また、スパイラル筋13の代わりにフープ筋を用いてもよい。
また、上記では柱主筋11Aの上端に定着板15を設けて定着部15Aが形成された構成を示したが、柱主筋11Aの上端に定着板15を設けずに柱主筋11Aを定着させた構成としてもよい。
【0016】
実施形態2
尚、本発明の鉄筋コンクリート構造物は、鉄筋コンクリート構造の柱の上端部に増設用の柱を接続するための柱下端接合部を備え、柱下端接合部が、増設用の柱の下端面より下方に突出する柱主筋と接続するための柱主筋を備えた構成であれば良い。
例えば、柱下端接合部が、増設用の柱の下端面より下方に突出する柱主筋と接続するための柱主筋を柱の上端面より突出するように備えた構成であっても良い。この場合、柱を増設する工事を行うまでの間は、柱の上端面より突出する柱主筋が錆びないように当該柱主筋を覆い材で覆っておけばよい。そして、柱を増設する工事を行う場合に、覆い材を外して柱の上端面より突出した柱主筋と増設用の柱の下端面より下方に突出する柱主筋とを接続することにより、柱を増設すればよい。この場合、柱主筋の上部に増設用の柱の下端面より下方に突出する柱主筋との接続を容易にするための接続金具を取り付けておけば接続作業をより容易にできる。

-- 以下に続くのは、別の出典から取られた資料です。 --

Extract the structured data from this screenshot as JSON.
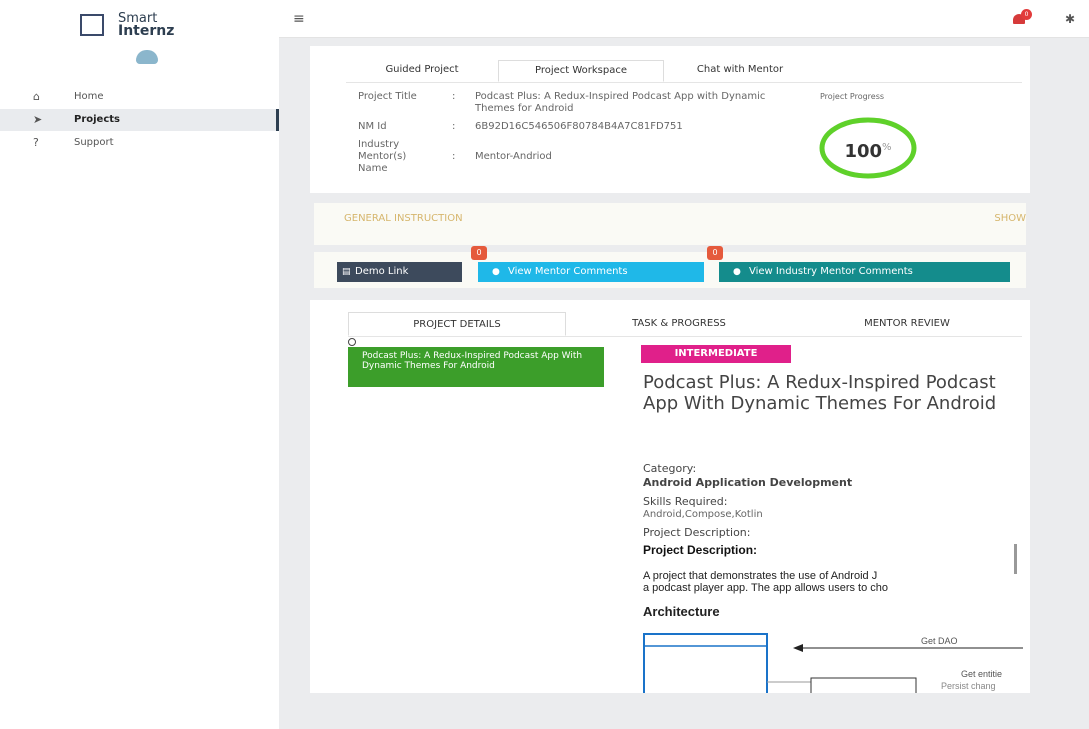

また、柱下端接合部が、増設用の柱の下端面より下方に突出する柱主筋と接続するための柱主筋を内部に備えた構成であっても良い。この場合、柱を増設する工事を行う場合に、柱下端接合部のコンクリートを斫って柱主筋を露出させてから、当該柱主筋と増設用の柱の下端面より下方に突出する柱主筋とを接続することにより、柱を増設すればよい。
【符号の説明】
【0017】
1 鉄筋コンクリート構造物、2 柱、3 増設用の柱、4 柱下端接合部、
5 増設用の柱の柱主筋、9 コンクリート、10 柱主筋接続部、11 接続用鉄筋、11A 鉄筋コンクリート構造物の柱の柱主筋、12 有底穴、13 スパイラル筋、
15A 定着部、41 鉄筋の上端、42 有底穴の底面(底)。